Do you have plan to implement unsupervised versions of GraphSAGE?

Question

Do you have plan to implement unsupervised versions of GraphSAGE?

chenwgen opened this issue 7 years ago · 12 comments

Hi, do you have plan to implement unsupervised versions of GraphSAGE? thanks.

Answer 1 · 2018-04-05T22:29:44.000Z

You just need to change the loss function to Eq. 1 from the original paper.

Answer 2 · 2018-05-09T08:08:57.000Z

@unsuthee have you implemented it? I have changed the loss function to Eq. 1 but the embeddings do not make sense: connected nodes do not have close embeddings. They are different from the tensorflow version.

Answer 3 · 2018-06-06T01:05:14.000Z

I've implemented the unsupervised version, by training the model using random walks or network edges. However, the converging is wired. Discussions are welcome.

Answer 4 · 2018-06-24T13:33:31.000Z

One thing that is necessary is to constrain the embeddings to be unit length. This is mentioned in the appendix of the paper I think. For instance you can use cosine instead of the dot product to achieve this. Though this is a minor thing, it can have a big impact on convergence.

Answer 5 · 2018-06-24T13:34:51.000Z

Sadly, I don't plan on implementing the unsupervised any time soon, but pull requests are welcome! :)

Answer 6 · 2018-06-24T14:06:58.000Z

@williamleif That makes sense now! Thanks for pointing out!

Answer 7 · 2018-07-03T03:45:58.000Z

Hi @HongxuChenUQ, is it possible for you to share the loss code you made for unsupervised version?

Actually, I tried to combine loss_label and loss_network and found the F1 score lifts from 0.88 to 0.93. But when I leave the loss_network alone, there will be none grad to the model's weight. Since I am new to PyTorch, it is really annoying! I can't figure out the problem.

Below is my loss code, where nodes and negtive_samples are node lists.

def loss(self, nodes, negtive_samples, num_neighs, labels):
        loss_list = []
        z_negtive_samples = self.enc(negtive_samples).t()
        z_querys = self.enc(nodes).t()
        for i,query in enumerate(nodes):
            z_query = z_querys[i]
            neighbors = list(self.adj_lists[int(query)])[:num_neighs]
            z_neighbors = self.enc(neighbors).t()
            pos = torch.min(torch.sigmoid(torch.tensor([torch.dot(z_query,z_neighbor) for z_neighbor in z_neighbors]))).requires_grad_()
            neg = torch.max(torch.sigmoid(torch.tensor([torch.dot(z_query,z_ns) for z_ns in z_negtive_samples]))).requires_grad_()
            loss_list.append(torch.max(Variable(torch.tensor(0.0)),neg-pos+self.margin))
        loss_net = Variable(torch.mean(torch.tensor(loss_list)),requires_grad=True)
        scores = self.forward(nodes)
        loss_sup = self.xent(scores, labels.squeeze())
        return loss_sup+loss_net

Answer 8 · 2018-07-03T06:44:36.000Z

@HongxuChenUQ Really appreciate that! What about your performance of F1 score?
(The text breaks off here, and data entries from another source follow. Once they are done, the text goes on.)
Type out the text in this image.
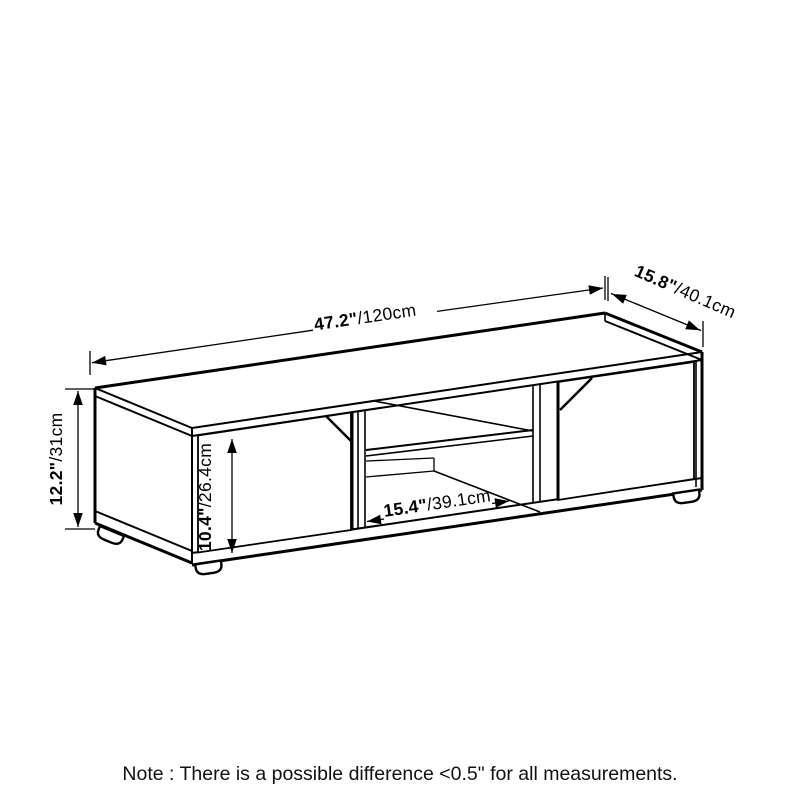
47.2"/120cm
15.8"/40.1cm
12.2"/31cm
10.4"/26.4cm
15.4"/39.1cm
Note : There is a possible difference <0.5" for all measurements.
Answer 9 · 2018-07-03T07:40:19.000Z

@fs302 I've tested it on AUC performance, it is good. You will have to train a classifier if you want to test it on F1 score.

Answer 10 · 2018-07-03T08:17:36.000Z

@HongxuChenUQ Yes, I use a 2-layer NN as downstream classifier, but only achieve F1=0.31, which is much lower than End-to-End supervised version(F1=0.84) on the same embedding setting.

I wonder if it might be the difference of positive & negative pair sampling.

Answer 11 · 2018-07-03T13:27:15.000Z

Thanks to @HongxuChenUQ, after tuning the learning rate of downstream classifier and generate a robust negative samples, the best F1 hit 0.76 for unsupervised version.

Answer 12 · 2019-01-31T17:26:05.000Z

@fs302 @ @HongxuChenUQ is it possible to share the code for unsupervised version?